The school year opens Wednesday, Aug. 14, in Grandview Heights with new leadership and a renewed focus on academic achievement.

The school year opens Wednesday, Aug. 14, in Grandview Heights with new leadership and a renewed focus on academic achievement.

"It's been a busy summer," Superintendent Ed O'Reilly said.

The district has new principals at both Stevenson Elementary School and at the high school.

"When two-thirds of your building administrators change over, that can have a significant impact on the school district," O'Reilly said.

In Angela Ullum at Stevenson and Ken Chaffin at the high school, "we believe we've selected two excellent administrators who understand the needs of students in Grandview Heights and are already working with students and parents," he said.

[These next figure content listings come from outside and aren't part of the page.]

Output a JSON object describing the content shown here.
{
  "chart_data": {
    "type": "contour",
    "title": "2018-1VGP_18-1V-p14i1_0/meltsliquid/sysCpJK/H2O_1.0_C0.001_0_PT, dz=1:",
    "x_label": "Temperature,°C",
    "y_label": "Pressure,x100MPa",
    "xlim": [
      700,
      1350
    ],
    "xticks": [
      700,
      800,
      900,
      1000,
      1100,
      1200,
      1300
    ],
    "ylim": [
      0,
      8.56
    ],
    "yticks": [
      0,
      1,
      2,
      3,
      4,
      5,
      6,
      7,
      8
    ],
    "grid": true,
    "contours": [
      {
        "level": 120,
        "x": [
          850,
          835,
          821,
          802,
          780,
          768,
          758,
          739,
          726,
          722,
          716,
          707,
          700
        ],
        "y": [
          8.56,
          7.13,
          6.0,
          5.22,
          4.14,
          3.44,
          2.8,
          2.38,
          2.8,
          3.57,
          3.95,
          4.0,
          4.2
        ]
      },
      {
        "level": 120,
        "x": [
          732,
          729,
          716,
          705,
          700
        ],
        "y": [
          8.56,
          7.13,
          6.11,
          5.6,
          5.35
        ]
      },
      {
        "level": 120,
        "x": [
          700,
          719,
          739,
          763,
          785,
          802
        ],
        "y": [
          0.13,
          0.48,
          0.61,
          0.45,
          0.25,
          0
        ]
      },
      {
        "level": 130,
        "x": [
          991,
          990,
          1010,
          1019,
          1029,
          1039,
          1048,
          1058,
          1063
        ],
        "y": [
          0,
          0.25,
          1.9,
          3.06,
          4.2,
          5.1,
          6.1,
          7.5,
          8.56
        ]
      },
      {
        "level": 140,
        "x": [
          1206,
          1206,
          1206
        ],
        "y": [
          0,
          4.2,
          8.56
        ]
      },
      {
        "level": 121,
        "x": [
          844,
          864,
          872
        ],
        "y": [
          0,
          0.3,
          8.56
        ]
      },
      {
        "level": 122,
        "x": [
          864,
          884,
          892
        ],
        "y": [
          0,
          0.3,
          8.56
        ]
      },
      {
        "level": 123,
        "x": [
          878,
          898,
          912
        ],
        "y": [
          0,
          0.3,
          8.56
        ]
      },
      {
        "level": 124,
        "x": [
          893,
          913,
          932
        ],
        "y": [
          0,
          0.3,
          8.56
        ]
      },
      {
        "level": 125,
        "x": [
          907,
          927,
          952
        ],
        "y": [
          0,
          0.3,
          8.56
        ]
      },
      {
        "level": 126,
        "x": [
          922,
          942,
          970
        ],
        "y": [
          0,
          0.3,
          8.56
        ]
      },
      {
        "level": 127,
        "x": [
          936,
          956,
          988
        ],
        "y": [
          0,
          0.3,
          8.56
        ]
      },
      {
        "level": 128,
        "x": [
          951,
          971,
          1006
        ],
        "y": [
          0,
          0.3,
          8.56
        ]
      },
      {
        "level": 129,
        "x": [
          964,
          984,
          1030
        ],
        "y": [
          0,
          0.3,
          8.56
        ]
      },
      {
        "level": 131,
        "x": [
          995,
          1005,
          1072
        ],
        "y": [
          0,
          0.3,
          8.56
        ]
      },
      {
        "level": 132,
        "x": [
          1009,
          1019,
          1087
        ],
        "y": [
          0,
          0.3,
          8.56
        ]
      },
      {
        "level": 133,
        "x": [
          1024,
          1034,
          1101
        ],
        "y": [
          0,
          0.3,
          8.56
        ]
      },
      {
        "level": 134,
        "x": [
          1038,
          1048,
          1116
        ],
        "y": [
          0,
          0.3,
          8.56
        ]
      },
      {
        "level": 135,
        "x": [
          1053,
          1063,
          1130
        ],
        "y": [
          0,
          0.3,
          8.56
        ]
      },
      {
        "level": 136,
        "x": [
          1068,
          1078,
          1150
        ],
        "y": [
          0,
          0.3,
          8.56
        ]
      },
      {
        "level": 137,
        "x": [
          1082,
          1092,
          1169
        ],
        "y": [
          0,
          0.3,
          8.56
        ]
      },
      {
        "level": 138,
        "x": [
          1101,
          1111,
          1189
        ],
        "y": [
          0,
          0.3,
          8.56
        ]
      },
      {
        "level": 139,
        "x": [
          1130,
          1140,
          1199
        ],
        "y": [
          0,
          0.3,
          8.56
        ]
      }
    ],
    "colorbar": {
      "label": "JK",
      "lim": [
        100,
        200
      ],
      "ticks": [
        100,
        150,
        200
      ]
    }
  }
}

A number of teaching positions also have been filled over the summer, including art at Stevenson, math at Edison Intermediate/Middle School, social studies at the high school and a new director of bands.

About 150 students have signed up to participate in the high school band this year, O'Reilly said.

"It's an incredible number when you consider we have about 330 students at the high school," he said. "That means almost half our students will be in the band.

"We will have to address that issue this year because we're beginning to outgrow our bandroom space," O'Reilly said.

The district also has added gifted-education staff at Stevenson and Edison to "offer more services to more students," he said.

At the high school, an agreement with Columbus State Community College will offer dual-enrollment courses in psychology and sociology, O'Reilly said.

Students enrolled in the courses will be instructed by both Columbus State professors and Grandview teachers and will earn both college and high school credit.

The high school also will offer a new AP statistics class.

"We want our students to leave us with a significant amount of college credits, so we are offering more of these type of classes," O'Reilly said.

A new teacher evaluation process will be rolled out this year and includes a student growth measurement, he said.

The district also is in the final stages of implementing Common Core standards for math and English and new state standards for science and social studies, O'Reilly said.

The state-mandated third-grade reading guarantee also goes into effect this year.

If a third-grade student does not earn a passing grade on the state reading achievement test, they will not be allowed to proceed to fourth grade.

"The staff at Stevenson did an excellent job reviewing our literacy program and making sure we provide the necessary services to our students," O'Reilly said.

Stevenson has "been a leader in the state" in the percentage of its third-graders who pass the reading test, he said.

Finances will continue to be a concern this school year, O'Reilly said.

Over the past two years, the state cut $2.4 million in the funding Grandview receives, "and that money did not come back in the new budget," he said.

This year was scheduled to be a levy year, but the district has been able to cut its costs, especially in the areas of health insurance and gas and electric bills, and avoided having to go to the ballot this fall, O'Reilly said.

"We feel very good about that," he said.

Later this fall, the district will unveil its new website, which will be more informative and up to date, O'Reilly said.

"Parents will be able to pay many fees online, which they haven't been able to before," he said.